I don't know what it is about Joey. I know I'm starting a new life in Vancouver and I'll meet new people, and you never know the kind of people you will fall in love with, but it's been five years, and he still has space in my heart, and it's been two years since New York, and I know I will always have a soft spot for Bennett. For all intents and purposes, Joey and I are not exactly compatible. I think we are similarly intelligent but in vastly different aspects and disciplines. He likes rockets and space exploration (I would have found it more appealing a couple decades ago when space was the final frontier but I currently find the urgent matter of climate change much more significant than men stroking their egos), and he likes racecars. I like social justice and mental health, the preservation of nature and waste management, etc. I could not give two and a half fucks about racecars. 

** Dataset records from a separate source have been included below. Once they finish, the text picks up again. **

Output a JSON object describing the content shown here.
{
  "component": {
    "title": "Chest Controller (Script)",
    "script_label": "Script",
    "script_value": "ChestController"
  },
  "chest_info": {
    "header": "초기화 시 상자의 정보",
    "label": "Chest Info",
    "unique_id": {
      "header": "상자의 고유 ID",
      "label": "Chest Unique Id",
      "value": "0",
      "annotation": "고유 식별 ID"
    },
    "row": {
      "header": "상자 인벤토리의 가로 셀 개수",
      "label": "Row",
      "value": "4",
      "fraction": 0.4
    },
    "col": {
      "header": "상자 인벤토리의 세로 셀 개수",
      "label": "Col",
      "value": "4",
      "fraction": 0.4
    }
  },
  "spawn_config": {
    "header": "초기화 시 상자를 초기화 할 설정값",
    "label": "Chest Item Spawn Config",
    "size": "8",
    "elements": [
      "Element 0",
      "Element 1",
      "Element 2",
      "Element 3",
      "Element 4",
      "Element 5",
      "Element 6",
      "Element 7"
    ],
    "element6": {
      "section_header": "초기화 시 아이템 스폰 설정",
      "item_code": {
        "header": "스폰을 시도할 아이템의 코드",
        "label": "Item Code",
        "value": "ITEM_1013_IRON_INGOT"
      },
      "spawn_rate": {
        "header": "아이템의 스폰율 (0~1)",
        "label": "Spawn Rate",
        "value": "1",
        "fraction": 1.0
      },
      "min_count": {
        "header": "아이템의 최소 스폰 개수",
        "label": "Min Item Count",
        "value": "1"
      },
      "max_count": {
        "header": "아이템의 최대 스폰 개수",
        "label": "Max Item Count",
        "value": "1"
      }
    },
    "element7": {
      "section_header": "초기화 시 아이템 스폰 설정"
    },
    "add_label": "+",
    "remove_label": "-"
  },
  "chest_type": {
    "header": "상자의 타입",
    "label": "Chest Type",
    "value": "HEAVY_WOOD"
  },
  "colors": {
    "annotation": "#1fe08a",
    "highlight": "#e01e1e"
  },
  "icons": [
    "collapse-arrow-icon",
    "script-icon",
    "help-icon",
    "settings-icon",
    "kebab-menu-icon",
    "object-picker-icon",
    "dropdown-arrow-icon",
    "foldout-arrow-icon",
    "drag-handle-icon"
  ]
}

And yet. And yet, you could have a hundred, or no actually, a thousand people talk about coolant and engines and it would mean nothing to me, but if Joey talks about it, I would be mesmerised and learn something new. The pheromones he produces are attractive to the transmitters I have. It's so weird, you put me in a car or on a couch with Joey, and he could say something completely mundane and I will be smiling like an idiot. Isn't it fascinating?! I find it fascinating, because I try to attribute it to his voice, his hair, the actually ridiculous things he says, but someone else could have those same things and do the same things, and it all boils down to how our bodies react to each other chemically. I love how I have fun with Joey, like a lot of the time, I'm using my brain and thinking about how to change the world, but then Joey wants to watch a zombie show and make fun of it, and it's a joyful thing for me. What the fuck even????

It's been a long, long, longass journey, and I want it to end, as in I would like to reach my place and shower, and clean the fuck up. However, I am also full of love from all the love people keep sending me, from my family, from my friends, from my lovers and ex-lovers alike. I am receiving love in the form of money, in the form of words, in the form of time. I don't know where anything will lead me to, but these moments, these moments of love from all of you, they are enough. I am so full of joy and courage, and I'm ready.